He stressed that “short-term returns should never drive long-term strategy,” and that even if the past year’s return significantly outperformed expectations, it still would not have been reflective of the changes being made at the firm, and won’t be for a few more years.

“The significant changes we are undertaking require a five-year timeframe to reposition the organization and portfolio for subsequent strong performance,” said Narvekar. “At the close of this past fiscal year, we were 19 months into the execution of the plan and we remain focused on implementing that strategy.”

Narvekar also provided an update on the progress of the reorganization.
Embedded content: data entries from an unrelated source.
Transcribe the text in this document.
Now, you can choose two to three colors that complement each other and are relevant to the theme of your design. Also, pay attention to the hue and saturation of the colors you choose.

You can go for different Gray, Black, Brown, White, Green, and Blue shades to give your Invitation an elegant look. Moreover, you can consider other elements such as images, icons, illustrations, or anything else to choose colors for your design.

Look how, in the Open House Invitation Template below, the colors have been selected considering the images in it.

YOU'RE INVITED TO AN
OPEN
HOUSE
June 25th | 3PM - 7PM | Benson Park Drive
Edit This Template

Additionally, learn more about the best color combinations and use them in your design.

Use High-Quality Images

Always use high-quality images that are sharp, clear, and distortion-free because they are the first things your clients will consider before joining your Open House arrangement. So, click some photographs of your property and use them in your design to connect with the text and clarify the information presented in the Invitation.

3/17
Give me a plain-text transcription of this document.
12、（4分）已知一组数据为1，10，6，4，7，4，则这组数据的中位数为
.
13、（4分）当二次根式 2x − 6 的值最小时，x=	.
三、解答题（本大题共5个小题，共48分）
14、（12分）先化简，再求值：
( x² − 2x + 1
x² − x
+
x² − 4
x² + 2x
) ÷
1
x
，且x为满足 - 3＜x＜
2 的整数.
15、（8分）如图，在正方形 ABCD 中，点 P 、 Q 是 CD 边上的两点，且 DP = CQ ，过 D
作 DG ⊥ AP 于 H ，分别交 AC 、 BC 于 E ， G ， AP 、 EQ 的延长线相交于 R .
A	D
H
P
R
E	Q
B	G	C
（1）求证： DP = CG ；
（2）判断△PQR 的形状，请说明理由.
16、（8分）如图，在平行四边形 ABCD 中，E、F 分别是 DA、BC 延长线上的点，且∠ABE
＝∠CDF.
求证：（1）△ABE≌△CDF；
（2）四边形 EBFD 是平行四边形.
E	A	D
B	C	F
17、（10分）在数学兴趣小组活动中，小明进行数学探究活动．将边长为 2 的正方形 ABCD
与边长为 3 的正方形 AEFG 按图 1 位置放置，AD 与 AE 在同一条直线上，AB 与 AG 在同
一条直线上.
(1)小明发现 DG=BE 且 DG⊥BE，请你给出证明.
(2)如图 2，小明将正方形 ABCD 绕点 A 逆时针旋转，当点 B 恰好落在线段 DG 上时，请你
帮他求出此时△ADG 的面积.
He noted that the firm spun off its internal real estate platform to Bain Capital, where the former HMC real estate team now works while continuing to manage a “sizable pool” of capital on behalf of Harvard’s endowment.

The firm also spun off its two relative value platforms, leaving the natural resources investment team as the lone internal platform at HMC. Meanwhile, the generalist team Narvekar created as part of the overhaul has now been in place for more than a year.

“While it will naturally take a few years for talented specialists to develop fully as generalists, our early progress has exceeded my expectations,” said Narvekar.  “Furthermore, HMC’s investment and organizational cultures are evolving to foster the kind of internal discussion and debate needed to support thoughtful investment decisions.”

He also said the firm will soon engage its board of directors to determine Harvard’s risk appetite, a process that he expects to take at least two years.